Question

A famous relation in physics relates moving mass m to the rest mass $m_0$ of a particle in terms of its

speed v and the speed of light c. (This relation first arose as a consequence of special theory of relatively

given by Albert Einstein). A boy recalls the relation almost correctly but forgets where to put the constant

c.
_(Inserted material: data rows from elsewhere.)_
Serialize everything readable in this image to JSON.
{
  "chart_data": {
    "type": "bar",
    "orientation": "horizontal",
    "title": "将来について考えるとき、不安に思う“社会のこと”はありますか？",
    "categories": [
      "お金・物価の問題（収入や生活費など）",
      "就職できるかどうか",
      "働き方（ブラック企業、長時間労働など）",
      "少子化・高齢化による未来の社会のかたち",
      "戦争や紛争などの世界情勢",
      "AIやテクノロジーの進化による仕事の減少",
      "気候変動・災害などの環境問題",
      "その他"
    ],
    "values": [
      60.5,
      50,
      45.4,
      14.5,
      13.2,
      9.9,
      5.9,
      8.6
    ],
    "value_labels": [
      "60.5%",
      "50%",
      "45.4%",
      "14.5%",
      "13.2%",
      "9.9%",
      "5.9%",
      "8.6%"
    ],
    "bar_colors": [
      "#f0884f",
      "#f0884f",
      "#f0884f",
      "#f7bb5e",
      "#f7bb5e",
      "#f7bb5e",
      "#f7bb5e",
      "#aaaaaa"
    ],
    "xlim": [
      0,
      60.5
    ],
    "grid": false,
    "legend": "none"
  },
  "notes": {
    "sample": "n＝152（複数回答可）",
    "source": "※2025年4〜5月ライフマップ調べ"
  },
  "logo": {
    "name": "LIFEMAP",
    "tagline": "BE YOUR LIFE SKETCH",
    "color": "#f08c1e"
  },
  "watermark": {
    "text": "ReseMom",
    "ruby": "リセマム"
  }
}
He writes $m=\frac{m_0}{(1-v^2{)}^{\frac{1}{2}}}.$ Guess where to put the missing c?

• A. $m=\frac{m_{0}c}{(1-v^2{)}^{\frac{1}{2}}}$
• B. $m=\frac{m_0}{(c^2-v^2{)}^{\frac{1}{2}}}$
• C. $m=\frac{m_0}{(1-\frac{v^2}{c^2}{)}^{\frac{1}{2}}}$
• D. None of these

Answer 1

The correct option is C

$m=\frac{m_0}{(1-\frac{v^2}{c^2}{)}^{\frac{1}{2}}}$

Dimension of L.H.S. should be equal to R.H.S.

$m=\frac{m_0}{(1-v^2{)}^{\frac{1}{2}}}$

L.H.S. = [M]

R.H.S. we already have $m_0$ whose dimension will be [M]

So denominator should be dimensionless

Denominator is $(1-v^2)$

1 is dimensionless

But v has dimension $\left[\frac{L}{T}\right]$

Also c has same dimension

$\Rightarrow \frac{v^2}{c^2}$ will be dimensionless

$m=\frac{m_0}{[1-(\frac{V}{C}{)}^2{]}^{\frac{1}{2}}}$